- Born: 1940 New York City
- Died: 2016 (aged 75–76) Atlanta, Georgia
- Education: Goddard College
- Occupation: Poet
- Relatives: David I. Shapiro (brother)

= Caroline Finkelstein =

American poet

Caroline Finkelstein (born New York City, April, 1940, died Atlanta, February, 2016) was an American poet.

==Life==

Finkelstein was the second child of Louis and Rasha (Rae) Shapiro, clothing merchants in Manhattan. Her brother, David I. Shapiro, became a noted Washington lawyer. As a girl, Finkelstein led what she calls “a bifurcated life, half American, half some idea of upper bourgeois European society....This upbringing maintains itself in many of my poems as mood, or attitude, or actual subject matter.”

She was married at nineteen to Jack Finkelstein, a pediatric neurologist. They had three children: Adam, Gabriel, and Nicholas. She divorced in 1977 and later married the poet Robert Clinton, whom she also divorced.

Having dropped out of Barnard College after one term, she earned an M.F.A. at Goddard College, where she studied with Ellen Bryant Voigt, Robert Hass, and Michael Ryan. She was at Yaddo and the MacDowell Colony.

In Vermont she became good friends with Donald Hall. She visited Jane Kenyon shortly before her death.

She has published her work in Poetry, The Gettysburg Review, Fence, The Paris Review, Seneca Review, New American Writing, and The American Poetry Review.

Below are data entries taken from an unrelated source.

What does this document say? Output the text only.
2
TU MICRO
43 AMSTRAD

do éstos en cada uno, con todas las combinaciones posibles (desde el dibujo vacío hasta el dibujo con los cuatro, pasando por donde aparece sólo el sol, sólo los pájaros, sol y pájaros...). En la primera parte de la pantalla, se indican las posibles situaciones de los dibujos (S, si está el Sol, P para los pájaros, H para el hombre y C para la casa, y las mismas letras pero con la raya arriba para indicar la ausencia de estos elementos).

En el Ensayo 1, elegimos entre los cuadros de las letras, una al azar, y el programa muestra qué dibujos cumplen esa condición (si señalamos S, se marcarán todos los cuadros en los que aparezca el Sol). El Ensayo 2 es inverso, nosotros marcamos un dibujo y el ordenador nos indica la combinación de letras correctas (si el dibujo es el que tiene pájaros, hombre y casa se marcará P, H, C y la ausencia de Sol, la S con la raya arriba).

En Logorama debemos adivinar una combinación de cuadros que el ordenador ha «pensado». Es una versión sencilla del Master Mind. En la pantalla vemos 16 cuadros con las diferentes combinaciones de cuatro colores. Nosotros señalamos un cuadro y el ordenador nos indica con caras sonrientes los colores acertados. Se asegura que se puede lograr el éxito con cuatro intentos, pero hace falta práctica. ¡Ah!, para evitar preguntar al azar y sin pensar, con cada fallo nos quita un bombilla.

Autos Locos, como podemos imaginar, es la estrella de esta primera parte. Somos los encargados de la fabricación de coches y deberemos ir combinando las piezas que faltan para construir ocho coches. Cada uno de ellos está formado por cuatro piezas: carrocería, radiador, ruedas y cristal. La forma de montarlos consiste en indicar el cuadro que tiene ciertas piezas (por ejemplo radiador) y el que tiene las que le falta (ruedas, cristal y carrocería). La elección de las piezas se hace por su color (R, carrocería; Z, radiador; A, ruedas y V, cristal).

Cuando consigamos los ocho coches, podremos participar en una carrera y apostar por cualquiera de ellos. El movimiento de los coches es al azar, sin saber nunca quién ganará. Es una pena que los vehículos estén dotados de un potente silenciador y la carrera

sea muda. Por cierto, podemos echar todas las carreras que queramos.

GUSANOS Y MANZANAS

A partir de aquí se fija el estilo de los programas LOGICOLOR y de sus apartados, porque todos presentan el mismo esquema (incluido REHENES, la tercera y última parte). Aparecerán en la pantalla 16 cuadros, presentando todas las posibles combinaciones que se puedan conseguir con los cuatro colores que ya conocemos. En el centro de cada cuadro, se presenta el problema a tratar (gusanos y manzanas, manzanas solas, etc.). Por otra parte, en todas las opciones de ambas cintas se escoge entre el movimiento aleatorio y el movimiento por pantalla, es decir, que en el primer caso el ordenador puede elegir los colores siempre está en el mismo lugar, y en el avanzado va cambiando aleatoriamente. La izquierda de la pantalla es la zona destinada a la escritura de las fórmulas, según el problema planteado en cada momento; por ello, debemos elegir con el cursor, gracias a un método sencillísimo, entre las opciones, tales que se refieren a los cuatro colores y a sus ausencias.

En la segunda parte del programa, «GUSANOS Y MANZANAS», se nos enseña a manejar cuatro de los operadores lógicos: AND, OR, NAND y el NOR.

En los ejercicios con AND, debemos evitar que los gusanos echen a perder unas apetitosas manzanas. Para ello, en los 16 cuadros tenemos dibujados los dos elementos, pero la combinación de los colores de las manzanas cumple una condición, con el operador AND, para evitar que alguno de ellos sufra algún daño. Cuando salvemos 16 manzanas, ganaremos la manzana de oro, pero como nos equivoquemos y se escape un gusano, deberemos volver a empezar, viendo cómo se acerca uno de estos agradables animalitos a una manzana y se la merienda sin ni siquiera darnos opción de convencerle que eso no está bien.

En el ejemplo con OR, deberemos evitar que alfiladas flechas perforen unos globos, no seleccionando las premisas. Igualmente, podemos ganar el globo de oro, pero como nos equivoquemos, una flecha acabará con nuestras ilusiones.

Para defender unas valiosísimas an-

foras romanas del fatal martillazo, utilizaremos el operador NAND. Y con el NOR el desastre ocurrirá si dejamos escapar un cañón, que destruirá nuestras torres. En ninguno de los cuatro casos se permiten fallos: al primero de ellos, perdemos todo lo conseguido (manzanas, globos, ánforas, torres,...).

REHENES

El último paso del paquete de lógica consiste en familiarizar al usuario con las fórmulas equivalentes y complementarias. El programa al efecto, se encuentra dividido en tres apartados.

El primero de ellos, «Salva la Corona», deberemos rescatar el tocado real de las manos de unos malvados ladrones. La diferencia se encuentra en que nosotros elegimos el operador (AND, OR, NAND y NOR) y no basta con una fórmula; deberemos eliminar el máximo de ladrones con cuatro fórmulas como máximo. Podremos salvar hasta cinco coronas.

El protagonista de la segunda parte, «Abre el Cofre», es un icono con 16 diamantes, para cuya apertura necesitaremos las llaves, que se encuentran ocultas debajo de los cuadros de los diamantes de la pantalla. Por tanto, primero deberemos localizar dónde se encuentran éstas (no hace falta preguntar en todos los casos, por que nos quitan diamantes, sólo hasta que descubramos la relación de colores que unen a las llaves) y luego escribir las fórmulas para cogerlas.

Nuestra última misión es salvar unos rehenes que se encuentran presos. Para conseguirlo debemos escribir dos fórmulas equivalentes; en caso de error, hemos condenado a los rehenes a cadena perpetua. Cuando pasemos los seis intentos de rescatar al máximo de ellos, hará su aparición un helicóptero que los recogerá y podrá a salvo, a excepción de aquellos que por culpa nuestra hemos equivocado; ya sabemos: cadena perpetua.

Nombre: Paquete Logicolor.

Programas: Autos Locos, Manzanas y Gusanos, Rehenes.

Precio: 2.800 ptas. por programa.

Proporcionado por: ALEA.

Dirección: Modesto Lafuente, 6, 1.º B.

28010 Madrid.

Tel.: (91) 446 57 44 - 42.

She last lived in Roswell, Georgia.

==Awards==
- Two fellowships from the National Endowment for the Arts
- Massachusetts Cultural Council and the Vermont Arts Council grants
- 1999 Amy Lowell Poetry Travelling Scholarship
- Fellow at the MacDowell Colony

==Works==
- "Autumn Again" (1993)
- "The Lovers" (1993)
- "After a Vermont Pond, 1977" (2004)

===Poetry Books===
- "Windows Facing East" (1986)
- "Germany" (1995)
- "Justice" (1999)
- The Moment.

===Ploughshares===
- "Drift Road" (2003)
- "Conjecture Number One Thousand" (2001)
- "Baci, Of Course" (2001)

==Quotes==
About her poem "Conjecture Number One Thousand", Finkelstein wrote: “I wrote [the poem] while I was a fellow at the MacDowell Colony. It’s a rueful comment on my second marriage and an attempt at checking the longing that lives in my memories. The irony and occasional flippancy replicate much of the marriage’s shape. Being at MacDowell, where my former husband and I had once attended, only heightened the senses of loss and comedy within that loss.”